Law school students at Britain's University of East Anglia have been told not to throw their mortarboards in the air at graduation—it's just too dangerous. Instead, they are being asked to "mime" a gleeful tossing, with the caps to be photoshopped in later, at a cost of an extra $12.
I guess as law students, these young folk should understand better than anyone the university's desire to avoid all the pain and suffering—and litigation—that comes from falling hats.
That being said, The Chronicle of Higher Education found only one case in roughly a millennium of higher education wherein a student sued a university for cap-inflicted injuries:
Yale University appears to be the only American institution of higher education ever sued for a mortarboard injury. A motion filed in 1984 in Connecticut Superior Court describes how a commencement guest, one Mollie Levenstein, was struck in the eye by the sharp corner of a cap.
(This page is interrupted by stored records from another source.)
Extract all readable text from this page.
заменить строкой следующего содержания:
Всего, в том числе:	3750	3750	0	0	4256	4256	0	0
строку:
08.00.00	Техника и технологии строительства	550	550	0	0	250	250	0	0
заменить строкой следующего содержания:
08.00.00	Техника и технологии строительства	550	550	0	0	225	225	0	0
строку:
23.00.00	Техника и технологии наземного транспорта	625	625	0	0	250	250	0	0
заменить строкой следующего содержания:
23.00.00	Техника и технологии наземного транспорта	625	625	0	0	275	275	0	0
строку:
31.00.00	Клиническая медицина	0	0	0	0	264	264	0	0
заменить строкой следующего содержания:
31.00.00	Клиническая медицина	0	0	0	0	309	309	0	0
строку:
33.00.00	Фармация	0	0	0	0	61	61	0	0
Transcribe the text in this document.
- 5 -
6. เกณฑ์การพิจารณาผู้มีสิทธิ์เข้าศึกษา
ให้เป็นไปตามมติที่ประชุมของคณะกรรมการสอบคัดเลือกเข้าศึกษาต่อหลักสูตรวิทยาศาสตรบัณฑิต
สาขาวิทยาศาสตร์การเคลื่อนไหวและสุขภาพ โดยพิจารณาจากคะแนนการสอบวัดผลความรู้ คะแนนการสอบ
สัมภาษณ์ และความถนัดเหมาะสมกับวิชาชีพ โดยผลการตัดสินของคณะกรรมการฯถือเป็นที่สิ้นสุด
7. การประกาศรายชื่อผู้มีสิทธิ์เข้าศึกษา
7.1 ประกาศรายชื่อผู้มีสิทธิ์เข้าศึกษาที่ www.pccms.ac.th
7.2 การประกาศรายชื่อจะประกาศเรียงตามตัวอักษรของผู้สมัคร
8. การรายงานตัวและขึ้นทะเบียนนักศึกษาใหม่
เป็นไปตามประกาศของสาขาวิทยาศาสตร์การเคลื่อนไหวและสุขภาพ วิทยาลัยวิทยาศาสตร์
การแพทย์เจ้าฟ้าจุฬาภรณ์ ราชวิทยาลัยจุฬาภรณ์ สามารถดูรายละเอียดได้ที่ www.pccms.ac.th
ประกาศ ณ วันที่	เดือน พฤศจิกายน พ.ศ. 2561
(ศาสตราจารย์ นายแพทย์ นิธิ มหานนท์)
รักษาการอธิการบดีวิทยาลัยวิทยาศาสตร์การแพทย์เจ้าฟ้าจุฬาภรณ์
The court held that "a mortarboard was neither inherently dangerous nor more likely to cause injury if improperly used than was any other angular object, thus it was not a dangerous instrumentality."
And yet, the East Anglia cap-cap—that is, the cap on the throwing of caps—is not even the first in Britain. The local Norwich newspaper The Tab got hold of the university's letter to its students, which noted that another school had paved the wary way:
So hats off—er, on—to Britain, for coming up with a brand new way to transform a time-honored young people's tradition into a minefield of worry, regulation, and expense by kowtowing to inflated fears of nearly non-existent danger.